The Welsh Secretary, Peter Haine, has dropped even further in my estimations today. In coming out and denigrating the BBC for granting the BNP a platform owing to what he sees as their illegality, he is playing straight into their hands. There is only one possible conclusion to this debate, and it is an increased publicity for the party, with vast swathes of the public viewing this as nothing more than another reason to opt out of voting for mainstream parties.

The BBC is quite right to point out that, were an election held tomorrow, the BNP would be eligible to field candidates. As we stand, they are a democratic party with significant representation in certain quarters of the United Kingdom.
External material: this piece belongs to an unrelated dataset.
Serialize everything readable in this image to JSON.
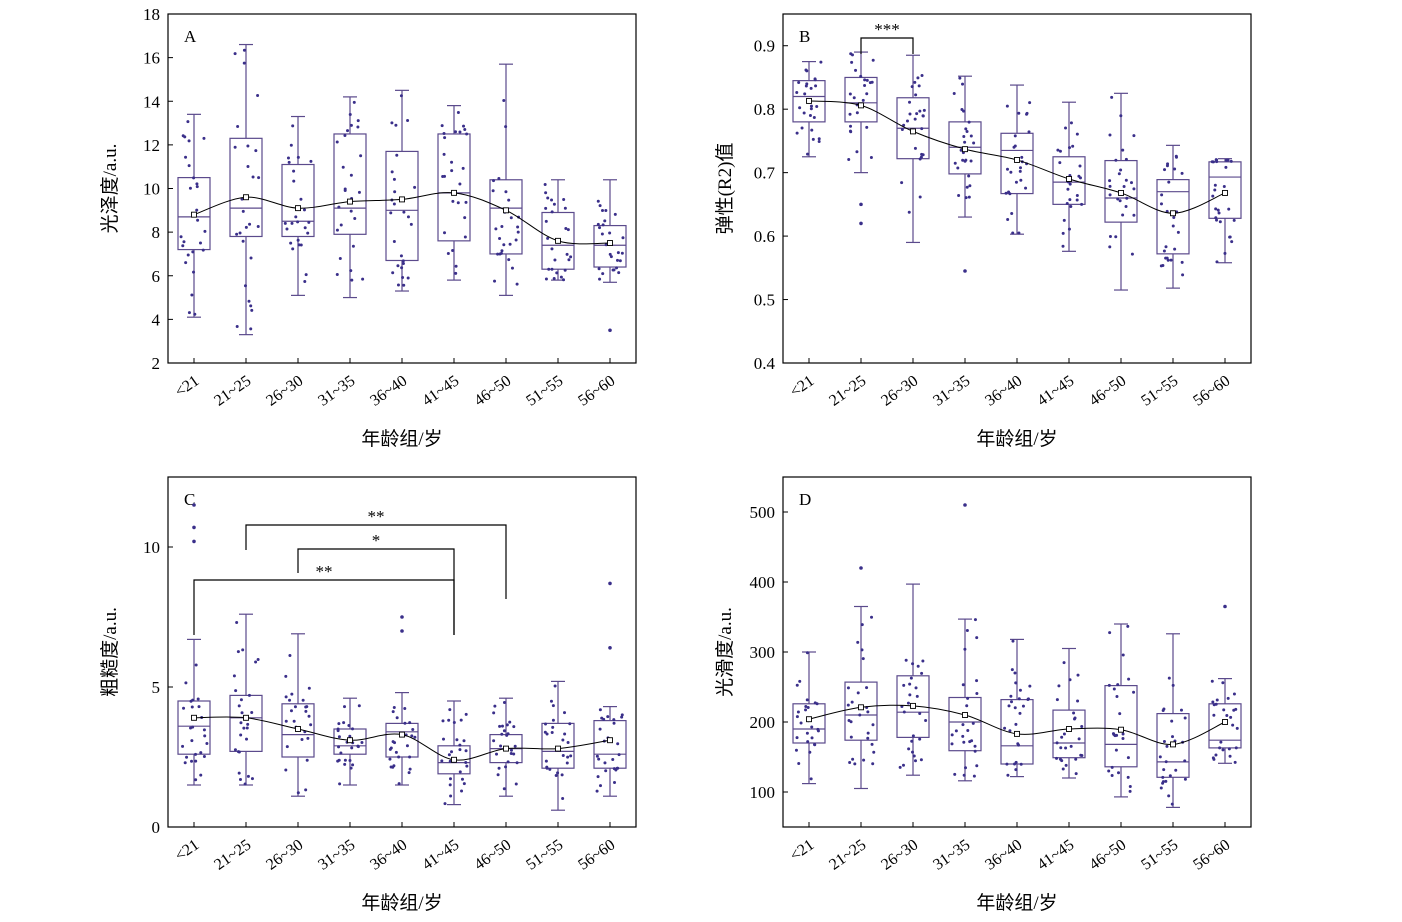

Their abhorrence is exceeded only by their right to be so; it is a dangerous path when we begin to suppress views antithetical to our own for no other reason than that they are distasteful.

I await the Question Time debate with intrigue, and praise the laudible attitudes of Straw and Sayeeda Warsi in stepping up to the plate and agreeing to debate with the BNP. Time has shown that starving the party of media oxygen serves only to aid the BNP in propagating a message door-to-door, safe in the knowledge that their flawed vision of the world remains unshattered by intellectual discourse and engagement.

It is crucial that the BNP's message is heard, debated, exposed as flawed and put to bed. This process cannot gather pace without first inviting them to participate in such shows as Question Time.